Krishna’s support for the Pandavas was based solely on shared ideals, not on any intrinsic favouritism. There is an incident in the Mahabharata where Duryodhana complains that Krishna always favoured the Pandavas. Krishna’s reply was simple – “Adopt a Dharmic way of life, and I will give you, Duryodhana, the same support and guidance I give to the Pandavas.”
The Pandavas, consciously strove to act for the betterment of the masses rather than for their own personal gain. They were rulers who could be instrumental in bringing about such a society as Krishna wanted to create.
On the other hand, Duryodhana stood for hedonism and self-aggrandisement. As such, it would have been disastrous for society if he had come to hold sway over the most influential and powerful kingdom of that era. A Kaurava victory would have meant a rule of darkness over Hastinapoor, Indrapastha and beyond.
The Warrior Code
Rules and regulations, such as the warrior code that was then in vogue, were created for a limited purpose – to make sure that men of arms did not resort to excessive cruelty in battle, as well as to prevent them from harassing non-combatant civilians. The rules were created to protect the people, and are only relevant so long as they served that purpose.
If Duryodhana and the Kauravas had won the Mahabharata War, then society would be far more vulnerable as compared with a Pandava victory. The Epic is full of examples where Duryodhana and his followers dishonoured women and acted aggressively towards men who dared speak up against them.
If the Pandavas had abided by all the rules of warfare, but as a result of this ended up losing the War, society would have suffered greatly – the common man, woman and child would be deprived of an ethical and fair government.

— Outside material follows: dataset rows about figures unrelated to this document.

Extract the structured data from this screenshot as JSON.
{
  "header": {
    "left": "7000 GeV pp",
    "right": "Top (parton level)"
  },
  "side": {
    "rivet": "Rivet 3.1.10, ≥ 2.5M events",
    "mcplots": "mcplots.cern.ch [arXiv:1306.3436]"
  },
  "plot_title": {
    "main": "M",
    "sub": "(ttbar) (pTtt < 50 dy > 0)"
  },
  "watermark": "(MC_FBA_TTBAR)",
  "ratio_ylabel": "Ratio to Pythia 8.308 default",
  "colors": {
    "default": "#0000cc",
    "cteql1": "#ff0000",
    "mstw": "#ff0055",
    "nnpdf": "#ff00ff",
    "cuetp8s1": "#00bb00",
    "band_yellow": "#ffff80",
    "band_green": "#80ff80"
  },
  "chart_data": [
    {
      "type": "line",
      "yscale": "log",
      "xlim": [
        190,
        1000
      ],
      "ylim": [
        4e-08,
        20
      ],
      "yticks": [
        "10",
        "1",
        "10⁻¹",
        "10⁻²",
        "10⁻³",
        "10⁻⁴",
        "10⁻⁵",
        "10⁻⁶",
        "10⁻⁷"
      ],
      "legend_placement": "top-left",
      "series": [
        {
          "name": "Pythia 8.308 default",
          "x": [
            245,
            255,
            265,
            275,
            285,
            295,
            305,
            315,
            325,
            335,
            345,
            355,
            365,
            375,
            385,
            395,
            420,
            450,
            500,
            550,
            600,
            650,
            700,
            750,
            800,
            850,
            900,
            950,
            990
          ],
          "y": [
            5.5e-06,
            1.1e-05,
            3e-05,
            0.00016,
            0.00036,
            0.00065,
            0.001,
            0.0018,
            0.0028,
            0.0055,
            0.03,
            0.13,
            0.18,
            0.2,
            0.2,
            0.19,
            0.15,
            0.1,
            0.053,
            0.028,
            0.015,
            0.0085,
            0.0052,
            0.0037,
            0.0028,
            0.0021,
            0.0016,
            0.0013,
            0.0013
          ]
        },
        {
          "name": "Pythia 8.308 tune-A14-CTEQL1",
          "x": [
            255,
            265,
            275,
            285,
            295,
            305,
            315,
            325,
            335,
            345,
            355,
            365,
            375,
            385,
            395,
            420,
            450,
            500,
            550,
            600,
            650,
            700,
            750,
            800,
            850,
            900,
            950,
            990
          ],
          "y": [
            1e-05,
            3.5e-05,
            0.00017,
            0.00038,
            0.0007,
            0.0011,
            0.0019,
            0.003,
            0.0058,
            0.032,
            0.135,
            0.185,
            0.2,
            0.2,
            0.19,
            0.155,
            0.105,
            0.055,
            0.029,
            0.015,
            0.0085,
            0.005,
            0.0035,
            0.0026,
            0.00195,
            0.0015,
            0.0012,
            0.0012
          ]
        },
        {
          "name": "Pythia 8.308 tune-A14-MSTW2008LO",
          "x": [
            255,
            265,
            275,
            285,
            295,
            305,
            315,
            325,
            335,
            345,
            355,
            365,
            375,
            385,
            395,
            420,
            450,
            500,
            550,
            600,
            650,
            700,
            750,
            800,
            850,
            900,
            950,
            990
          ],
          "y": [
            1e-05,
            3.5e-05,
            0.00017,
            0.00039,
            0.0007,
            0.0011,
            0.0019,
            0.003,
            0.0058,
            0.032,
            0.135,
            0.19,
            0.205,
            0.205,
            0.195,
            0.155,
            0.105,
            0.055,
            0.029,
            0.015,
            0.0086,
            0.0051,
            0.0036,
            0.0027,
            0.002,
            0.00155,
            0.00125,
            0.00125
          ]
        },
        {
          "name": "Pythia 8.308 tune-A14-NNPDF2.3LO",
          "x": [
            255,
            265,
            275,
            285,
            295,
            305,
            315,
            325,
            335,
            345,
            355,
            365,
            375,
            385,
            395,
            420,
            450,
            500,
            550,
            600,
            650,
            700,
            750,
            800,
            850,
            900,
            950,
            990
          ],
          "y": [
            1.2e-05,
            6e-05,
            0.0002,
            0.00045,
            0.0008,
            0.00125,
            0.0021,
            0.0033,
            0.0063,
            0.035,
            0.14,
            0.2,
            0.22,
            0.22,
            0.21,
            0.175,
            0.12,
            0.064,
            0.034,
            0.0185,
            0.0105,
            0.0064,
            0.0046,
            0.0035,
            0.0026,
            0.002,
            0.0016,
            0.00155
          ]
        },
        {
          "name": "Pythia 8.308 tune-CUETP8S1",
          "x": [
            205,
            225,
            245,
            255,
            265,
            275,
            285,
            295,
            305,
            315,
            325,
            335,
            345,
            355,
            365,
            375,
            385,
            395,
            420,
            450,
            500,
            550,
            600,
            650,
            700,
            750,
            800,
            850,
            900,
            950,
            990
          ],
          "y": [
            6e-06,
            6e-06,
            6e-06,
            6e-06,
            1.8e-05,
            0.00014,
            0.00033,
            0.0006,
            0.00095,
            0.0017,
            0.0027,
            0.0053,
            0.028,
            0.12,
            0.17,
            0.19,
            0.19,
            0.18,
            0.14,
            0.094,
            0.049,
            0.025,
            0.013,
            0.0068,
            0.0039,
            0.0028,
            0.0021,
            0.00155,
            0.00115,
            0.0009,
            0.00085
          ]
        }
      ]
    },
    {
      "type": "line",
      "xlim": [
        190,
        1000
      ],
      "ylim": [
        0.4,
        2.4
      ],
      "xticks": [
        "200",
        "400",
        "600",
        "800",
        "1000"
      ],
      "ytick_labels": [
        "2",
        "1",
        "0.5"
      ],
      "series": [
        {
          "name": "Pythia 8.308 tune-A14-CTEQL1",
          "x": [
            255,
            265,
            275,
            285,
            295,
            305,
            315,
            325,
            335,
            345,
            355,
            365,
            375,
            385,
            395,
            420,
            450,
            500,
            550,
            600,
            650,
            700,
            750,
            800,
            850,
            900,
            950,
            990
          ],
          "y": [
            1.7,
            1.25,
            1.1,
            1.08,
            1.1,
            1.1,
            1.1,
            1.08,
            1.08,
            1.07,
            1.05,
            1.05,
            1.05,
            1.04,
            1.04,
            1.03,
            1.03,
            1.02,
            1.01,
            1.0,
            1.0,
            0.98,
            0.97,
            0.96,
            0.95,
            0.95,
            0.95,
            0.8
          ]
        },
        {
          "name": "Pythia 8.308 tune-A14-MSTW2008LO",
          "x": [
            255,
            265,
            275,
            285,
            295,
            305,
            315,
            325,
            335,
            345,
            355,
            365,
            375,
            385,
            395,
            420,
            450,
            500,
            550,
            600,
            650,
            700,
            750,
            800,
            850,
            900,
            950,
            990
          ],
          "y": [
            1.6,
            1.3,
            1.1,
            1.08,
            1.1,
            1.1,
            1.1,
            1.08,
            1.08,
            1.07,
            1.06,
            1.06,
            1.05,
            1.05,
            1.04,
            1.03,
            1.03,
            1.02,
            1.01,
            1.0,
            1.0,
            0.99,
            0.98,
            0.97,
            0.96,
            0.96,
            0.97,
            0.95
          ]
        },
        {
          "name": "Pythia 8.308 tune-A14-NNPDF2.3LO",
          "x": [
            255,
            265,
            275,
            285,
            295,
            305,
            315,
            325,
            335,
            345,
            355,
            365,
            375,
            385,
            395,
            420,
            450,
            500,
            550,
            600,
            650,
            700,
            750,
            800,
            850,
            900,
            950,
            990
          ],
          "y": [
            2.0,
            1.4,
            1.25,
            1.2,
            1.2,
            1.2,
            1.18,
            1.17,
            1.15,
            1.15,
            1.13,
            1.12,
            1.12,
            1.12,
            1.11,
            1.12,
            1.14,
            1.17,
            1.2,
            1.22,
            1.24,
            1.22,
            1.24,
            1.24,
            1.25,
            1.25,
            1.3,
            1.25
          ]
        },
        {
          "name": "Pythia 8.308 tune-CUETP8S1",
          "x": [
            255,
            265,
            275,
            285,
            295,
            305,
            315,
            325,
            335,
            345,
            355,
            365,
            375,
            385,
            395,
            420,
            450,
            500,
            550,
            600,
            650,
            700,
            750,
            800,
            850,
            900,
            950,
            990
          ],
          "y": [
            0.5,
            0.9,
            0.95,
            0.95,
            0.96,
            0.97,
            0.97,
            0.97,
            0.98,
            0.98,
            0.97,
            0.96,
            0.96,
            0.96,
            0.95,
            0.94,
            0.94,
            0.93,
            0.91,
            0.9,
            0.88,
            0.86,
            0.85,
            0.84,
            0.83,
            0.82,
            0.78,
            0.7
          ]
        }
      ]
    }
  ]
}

In such a case, the rules that comprise the warrior’s code would have actually hindered the very purpose that they were set up to serve (viz. the protection of the people). Following the written rules would have in fact violated the spirit that gave rise to them in the first place. In such circumstances, rules become a hindrance, and should be discarded. Men have to serve the principles behind rules, not worship the rules as if they are irrevocable.
When Dharma itself is at stake, a warrior should not be too choosy about the means of victory against an adversary who has no respect for Dharma.
Krishna also advised the Pandavas that it is suicidal to behave honourably and courteously towards an enemy who is willing to stoop to any level to kill you. By the time Krishna devised his seemingly cunning schemes to remove the key players in the opposing army all of them had themselves flouted the rules of warfare too. The most brutal example of this was the slaying of Arjuna’s son, Abhimanyu. In such circumstances, it is foolish to maintain decency towards people who themselves have no decency and are trying to kill you at any cost.
Despite all of this, it should be noted that there was no advice or no incident in the Mahabharata where Krishna would accept or justify the killing on non-combatants. The struggle was only ever directed against the individuals who were directly involved in upholding Duryodhana’s powers through the force of arms.
In this brief overview, it can be seen that Krishna’s guidance to the Pandavas reflects a universal and valid approach to certain predicaments that will always face mankind. His efforts to help the Pandavas should be understood in the sole context of the establishment of a righteous society in the face of tyranny, rather than any favouritism.